Now we see that the charge has happened in interval 3, this is because electricity prices are lowest in this interval.

Overlapping Charge Events

When charge events overlap at low prices, both (but only two) chargers are used:

import energypylinear as epl

asset = epl.EVs(
    chargers_power_mw=[100, 100],
    charge_events_capacity_mwh=[50, 100, 30],
    charger_turndown=0.0,
    charge_event_efficiency=1.0,
    electricity_prices=[-100, 50, 300, 10, 40],
    charge_events=[
        [1, 0, 0, 1, 0],
        [0, 1, 1, 1, 1],
        [0, 0, 1, 1, 1],
    ]
)
simulation = asset.optimize()
asset.plot(simulation, path="./docs/docs/static/ev-validation-3.png")

Adding V2G

import energypylinear as epl

asset = epl.EVs(
    chargers_power_mw=[100, 100],
    charge_events_capacity_mwh=[50, 100, 30],
    charger_turndown=0.0,
    charge_event_efficiency=1.0,
    electricity_prices=[-100, 50, 300, 10, 40],
    charge_events=[
        [1, 0, 0, 0, 0],
        [0, 1, 1, 1, 1],
        [0, 0, 1, 1, 1],
    ],
)
simulation = asset.optimize(
    flags=epl.Flags(allow_evs_discharge=True)
)
asset.plot(simulation, path="./docs/docs/static/ev-validation-4.png")
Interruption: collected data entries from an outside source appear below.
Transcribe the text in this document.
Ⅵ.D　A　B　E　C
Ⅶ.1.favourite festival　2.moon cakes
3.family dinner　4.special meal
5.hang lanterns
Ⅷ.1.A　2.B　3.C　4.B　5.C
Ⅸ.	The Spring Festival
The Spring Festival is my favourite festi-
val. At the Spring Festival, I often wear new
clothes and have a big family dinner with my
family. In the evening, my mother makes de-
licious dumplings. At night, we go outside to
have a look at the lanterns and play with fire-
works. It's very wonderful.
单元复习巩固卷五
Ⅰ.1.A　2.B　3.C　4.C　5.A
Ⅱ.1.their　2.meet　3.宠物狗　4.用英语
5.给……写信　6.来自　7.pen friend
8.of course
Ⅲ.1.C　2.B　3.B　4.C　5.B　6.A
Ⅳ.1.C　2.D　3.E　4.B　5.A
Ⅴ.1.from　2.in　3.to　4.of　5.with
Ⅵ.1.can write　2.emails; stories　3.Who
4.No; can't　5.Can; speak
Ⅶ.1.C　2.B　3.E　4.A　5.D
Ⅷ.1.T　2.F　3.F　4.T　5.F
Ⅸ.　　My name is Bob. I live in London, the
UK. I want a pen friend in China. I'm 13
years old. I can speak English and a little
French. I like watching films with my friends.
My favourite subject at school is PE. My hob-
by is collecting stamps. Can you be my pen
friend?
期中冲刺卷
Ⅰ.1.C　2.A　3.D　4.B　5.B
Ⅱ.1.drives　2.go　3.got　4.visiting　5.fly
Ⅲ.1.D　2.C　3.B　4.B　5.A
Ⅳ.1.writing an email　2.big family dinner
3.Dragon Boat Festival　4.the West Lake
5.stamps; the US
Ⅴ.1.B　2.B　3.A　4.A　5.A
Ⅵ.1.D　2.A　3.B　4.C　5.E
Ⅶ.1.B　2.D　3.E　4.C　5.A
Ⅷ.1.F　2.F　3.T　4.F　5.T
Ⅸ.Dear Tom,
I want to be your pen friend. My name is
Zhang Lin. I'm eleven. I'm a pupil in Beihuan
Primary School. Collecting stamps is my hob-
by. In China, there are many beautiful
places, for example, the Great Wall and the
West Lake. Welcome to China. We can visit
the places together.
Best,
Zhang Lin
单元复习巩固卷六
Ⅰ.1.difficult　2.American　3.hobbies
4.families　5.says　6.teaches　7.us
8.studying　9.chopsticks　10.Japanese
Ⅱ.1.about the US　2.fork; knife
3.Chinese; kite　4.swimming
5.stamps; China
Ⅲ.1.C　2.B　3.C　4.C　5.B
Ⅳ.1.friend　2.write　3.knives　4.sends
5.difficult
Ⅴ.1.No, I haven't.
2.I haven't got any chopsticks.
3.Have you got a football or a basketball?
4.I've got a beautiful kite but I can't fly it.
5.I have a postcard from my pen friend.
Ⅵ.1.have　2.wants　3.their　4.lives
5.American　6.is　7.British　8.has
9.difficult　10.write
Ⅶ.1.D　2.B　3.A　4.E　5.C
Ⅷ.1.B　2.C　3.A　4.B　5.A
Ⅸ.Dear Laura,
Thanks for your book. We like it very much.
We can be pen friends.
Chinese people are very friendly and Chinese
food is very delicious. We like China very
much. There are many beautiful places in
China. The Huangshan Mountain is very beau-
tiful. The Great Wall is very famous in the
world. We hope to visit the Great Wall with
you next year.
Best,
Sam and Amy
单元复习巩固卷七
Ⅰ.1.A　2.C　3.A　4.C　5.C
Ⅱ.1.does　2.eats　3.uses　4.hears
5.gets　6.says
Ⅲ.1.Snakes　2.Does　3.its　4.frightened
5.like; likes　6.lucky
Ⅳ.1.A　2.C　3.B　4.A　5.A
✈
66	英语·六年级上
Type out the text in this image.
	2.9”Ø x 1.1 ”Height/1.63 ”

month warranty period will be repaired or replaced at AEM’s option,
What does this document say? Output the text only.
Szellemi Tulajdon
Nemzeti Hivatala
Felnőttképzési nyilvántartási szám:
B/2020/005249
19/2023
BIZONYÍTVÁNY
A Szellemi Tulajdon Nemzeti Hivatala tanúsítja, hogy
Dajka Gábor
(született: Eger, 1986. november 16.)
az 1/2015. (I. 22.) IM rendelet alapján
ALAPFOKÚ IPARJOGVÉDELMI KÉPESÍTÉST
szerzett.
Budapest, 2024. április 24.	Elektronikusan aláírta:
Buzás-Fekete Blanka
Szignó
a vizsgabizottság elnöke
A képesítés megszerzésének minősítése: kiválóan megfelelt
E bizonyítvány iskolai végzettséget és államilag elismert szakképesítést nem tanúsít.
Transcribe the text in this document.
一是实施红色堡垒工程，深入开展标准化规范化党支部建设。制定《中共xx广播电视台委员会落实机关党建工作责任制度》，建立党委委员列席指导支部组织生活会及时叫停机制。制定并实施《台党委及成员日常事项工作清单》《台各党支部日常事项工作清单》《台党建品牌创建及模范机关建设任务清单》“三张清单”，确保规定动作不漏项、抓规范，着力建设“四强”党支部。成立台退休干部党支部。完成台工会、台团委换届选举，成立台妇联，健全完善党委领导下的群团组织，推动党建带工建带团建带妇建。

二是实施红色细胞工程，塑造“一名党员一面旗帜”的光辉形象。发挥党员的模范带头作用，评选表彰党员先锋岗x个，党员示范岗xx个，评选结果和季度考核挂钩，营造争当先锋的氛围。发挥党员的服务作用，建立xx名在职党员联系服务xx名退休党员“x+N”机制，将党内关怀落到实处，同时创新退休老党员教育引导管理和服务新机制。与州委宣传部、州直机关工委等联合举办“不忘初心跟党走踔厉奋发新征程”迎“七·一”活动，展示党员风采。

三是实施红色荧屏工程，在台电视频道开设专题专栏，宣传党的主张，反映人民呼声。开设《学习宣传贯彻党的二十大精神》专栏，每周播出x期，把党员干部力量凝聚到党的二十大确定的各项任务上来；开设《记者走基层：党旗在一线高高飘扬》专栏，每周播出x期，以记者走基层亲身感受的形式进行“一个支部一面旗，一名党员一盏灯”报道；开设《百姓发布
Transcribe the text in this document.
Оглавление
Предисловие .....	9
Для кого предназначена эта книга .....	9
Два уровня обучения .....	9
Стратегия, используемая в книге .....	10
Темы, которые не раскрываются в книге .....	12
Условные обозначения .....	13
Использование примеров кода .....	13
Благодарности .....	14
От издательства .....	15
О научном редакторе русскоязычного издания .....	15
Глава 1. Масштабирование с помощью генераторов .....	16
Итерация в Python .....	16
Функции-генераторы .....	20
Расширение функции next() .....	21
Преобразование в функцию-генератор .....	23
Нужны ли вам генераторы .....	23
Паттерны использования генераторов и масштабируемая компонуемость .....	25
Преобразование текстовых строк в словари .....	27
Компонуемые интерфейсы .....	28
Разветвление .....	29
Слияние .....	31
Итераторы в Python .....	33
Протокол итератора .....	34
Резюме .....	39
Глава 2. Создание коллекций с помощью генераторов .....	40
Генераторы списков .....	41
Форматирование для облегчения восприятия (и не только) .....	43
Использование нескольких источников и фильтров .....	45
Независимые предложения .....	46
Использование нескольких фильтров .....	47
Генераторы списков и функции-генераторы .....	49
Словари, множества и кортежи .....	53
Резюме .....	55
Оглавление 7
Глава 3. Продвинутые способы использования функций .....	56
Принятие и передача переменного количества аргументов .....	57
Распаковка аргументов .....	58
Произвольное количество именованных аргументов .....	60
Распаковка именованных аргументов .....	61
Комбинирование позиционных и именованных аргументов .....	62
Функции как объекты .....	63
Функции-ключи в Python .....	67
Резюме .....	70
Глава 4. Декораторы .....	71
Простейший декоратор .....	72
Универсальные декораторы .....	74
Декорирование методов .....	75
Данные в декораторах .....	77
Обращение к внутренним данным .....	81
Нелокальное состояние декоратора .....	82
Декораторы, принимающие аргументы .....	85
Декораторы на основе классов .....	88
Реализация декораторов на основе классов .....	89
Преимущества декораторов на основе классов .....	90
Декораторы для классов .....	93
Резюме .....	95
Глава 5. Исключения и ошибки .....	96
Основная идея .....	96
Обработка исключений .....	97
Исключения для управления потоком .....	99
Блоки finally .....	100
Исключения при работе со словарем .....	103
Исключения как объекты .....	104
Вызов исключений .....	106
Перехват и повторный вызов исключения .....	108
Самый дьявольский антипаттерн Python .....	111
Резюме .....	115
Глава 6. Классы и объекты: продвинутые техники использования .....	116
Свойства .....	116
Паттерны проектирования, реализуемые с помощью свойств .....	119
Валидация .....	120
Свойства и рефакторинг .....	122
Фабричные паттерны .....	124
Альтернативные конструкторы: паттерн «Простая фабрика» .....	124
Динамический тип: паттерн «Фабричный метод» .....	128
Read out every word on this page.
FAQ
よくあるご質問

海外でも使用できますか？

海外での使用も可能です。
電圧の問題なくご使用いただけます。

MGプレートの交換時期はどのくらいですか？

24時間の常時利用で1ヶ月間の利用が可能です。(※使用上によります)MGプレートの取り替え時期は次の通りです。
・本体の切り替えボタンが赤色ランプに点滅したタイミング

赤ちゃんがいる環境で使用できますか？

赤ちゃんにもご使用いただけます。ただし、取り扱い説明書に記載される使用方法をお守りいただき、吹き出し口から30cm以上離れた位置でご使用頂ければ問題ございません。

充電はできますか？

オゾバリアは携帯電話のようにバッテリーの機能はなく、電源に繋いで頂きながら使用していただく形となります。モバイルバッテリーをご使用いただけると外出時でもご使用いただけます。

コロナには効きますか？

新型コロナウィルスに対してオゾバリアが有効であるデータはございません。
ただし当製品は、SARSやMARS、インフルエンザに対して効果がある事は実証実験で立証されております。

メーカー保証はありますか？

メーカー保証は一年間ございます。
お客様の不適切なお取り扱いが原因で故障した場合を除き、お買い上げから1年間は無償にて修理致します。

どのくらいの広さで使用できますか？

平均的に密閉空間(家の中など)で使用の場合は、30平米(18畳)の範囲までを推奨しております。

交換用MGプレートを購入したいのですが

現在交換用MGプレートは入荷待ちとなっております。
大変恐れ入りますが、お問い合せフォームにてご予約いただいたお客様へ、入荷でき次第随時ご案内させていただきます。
The key takeaway here is that we discharge during interval 2. All our charge events still end up at the correct state of charge at the end of the program.

Spill Chargers

import energypylinear as epl

asset = epl.EVs(
    chargers_power_mw=[100, 100],
    charge_events_capacity_mwh=[50, 100, 30, 500],
    charger_turndown=0.0,
    charge_event_efficiency=1.0,
    electricity_prices=[-100, 50, 300, 10, 40],
    charge_events=[
        [1, 0, 0, 0, 0],
        [0, 1, 1, 1, 1],
        [0, 0, 1, 1, 1],
        [1, 0, 0, 0, 0],
    ],
)
simulation = asset.optimize(
    flags=epl.Flags(allow_evs_discharge=True)
)
asset.plot(simulation, path="./docs/docs/static/ev-validation-5.png")

Key takeaway here is the use of the spill charger - we have a 500 MWh charge event, but only 200 MWh of capacity. We meet the remaining demand from a spill charger.

This allows the linear program to be feasible, while communicating directly which intervals or charge events are causing the mismatch between charge event demand and spill charger capacity.